Tuesday, March 8, 2011

Just hold me and tell me it's all a lie

Last night, I watched Food, Inc.  It's a movie about the farming and livestock practices in the United States and the implications it has on animals, farmers, the environment and the people that consume the products.  I cannot tell you how sick I feel about what I eat and where I buy it from.

A good portion of the movie was devoted to discussion around soy and corn farmers, which was very interesting.  We have almost completely cut out soy and most corn products from our diets as Jude is allergic to both (along with eggs, citrus, chicken, dairy, wheat, peanuts, tree nuts and most recently we think tomatoes).  Regardless, soy and corn are used in almost everything we buy and consume and farmers are either on their knees serving the biggest soy seed producer in the world or highly subsidized by the government for their crops that have huge implications on the environment and global economy.

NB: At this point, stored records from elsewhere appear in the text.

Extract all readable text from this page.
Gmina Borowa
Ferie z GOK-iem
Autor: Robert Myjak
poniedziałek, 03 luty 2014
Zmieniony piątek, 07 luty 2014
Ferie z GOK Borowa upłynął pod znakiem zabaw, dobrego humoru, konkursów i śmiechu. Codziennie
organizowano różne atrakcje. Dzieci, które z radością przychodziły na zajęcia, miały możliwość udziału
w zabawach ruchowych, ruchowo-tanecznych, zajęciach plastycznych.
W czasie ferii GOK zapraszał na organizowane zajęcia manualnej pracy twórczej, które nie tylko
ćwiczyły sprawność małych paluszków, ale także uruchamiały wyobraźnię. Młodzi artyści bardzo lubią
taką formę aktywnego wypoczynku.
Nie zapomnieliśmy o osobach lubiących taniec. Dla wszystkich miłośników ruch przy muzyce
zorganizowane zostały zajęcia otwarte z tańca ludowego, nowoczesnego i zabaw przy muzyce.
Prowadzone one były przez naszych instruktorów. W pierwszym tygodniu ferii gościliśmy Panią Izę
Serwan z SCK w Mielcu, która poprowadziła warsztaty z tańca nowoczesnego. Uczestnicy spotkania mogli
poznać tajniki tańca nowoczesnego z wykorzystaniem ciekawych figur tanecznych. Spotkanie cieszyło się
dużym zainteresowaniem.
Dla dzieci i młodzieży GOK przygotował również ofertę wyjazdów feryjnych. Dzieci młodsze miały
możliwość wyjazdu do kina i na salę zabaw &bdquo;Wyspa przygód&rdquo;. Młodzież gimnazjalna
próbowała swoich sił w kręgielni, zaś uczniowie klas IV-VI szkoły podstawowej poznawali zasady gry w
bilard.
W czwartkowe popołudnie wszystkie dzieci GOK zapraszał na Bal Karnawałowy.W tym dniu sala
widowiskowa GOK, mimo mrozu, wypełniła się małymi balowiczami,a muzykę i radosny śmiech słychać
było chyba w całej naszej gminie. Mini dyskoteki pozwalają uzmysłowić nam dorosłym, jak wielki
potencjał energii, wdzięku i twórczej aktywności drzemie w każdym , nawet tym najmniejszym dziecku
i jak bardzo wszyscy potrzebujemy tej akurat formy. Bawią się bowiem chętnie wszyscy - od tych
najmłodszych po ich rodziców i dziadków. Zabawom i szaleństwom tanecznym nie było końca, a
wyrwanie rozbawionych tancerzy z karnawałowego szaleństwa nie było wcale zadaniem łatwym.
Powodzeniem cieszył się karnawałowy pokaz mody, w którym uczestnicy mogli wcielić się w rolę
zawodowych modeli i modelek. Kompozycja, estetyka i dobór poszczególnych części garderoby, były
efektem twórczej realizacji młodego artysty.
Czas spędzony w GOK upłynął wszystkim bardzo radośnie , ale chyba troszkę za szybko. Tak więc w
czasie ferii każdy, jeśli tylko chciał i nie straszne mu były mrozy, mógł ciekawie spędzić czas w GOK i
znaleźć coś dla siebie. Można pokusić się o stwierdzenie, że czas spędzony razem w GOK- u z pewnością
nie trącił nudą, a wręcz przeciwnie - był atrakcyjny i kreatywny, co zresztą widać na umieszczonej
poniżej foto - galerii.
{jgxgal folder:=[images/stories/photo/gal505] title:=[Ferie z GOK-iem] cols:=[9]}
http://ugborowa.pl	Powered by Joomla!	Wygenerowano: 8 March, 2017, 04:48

The livestock practices were truly the most unbelievable part of the movie.  How can we treat animals this way and then consume them.  Yuck!  Seriously yuck!  Can this really be the way that 90% of our meat is raised and slaughtered, yet almost no one knows or cares?

If you haven't seen it, you should.  I am going to do some homework over the next few days and see if I can fact check and hear "the other side of the story."  I know there is one and I work with some people that have a very solid understanding of the industry.  A small part of me wishes that I hadn't seen the movie at all.  Ignorance is bliss, right?  But I did see it and there has to be some truth to it.

So, have you seen it?  Are you a believer or is it a bunch of Hollywood glamorized junk designed to make the producer a bunch of money?

1 comment:

  1. A bunch of it has to be true. And while I think it may be blown out of proportion, we can't go wrong by knowing where our food comes from. Jason and I have joined a CSA this year for our produce. We paid one lump sum up front to a farm and as soon as there are crops, we will get a basket full of food every weekend. Direct from the farmers who grow it. What I am interested in is finding out how are diet changes by what's actually in season. So much of what we eat is shipped from whereever just so we have access all year. For instance, strawberries in January.

    I don't eat meat for a variety of reasons but any of the food documentaries really reiterate things for me. I know people who try to buy locally raised, organizally fed meat. It costs more but tastes better. And because it costs more, they are actually eating the recommended amount of meat rather than the giant servings people are used to.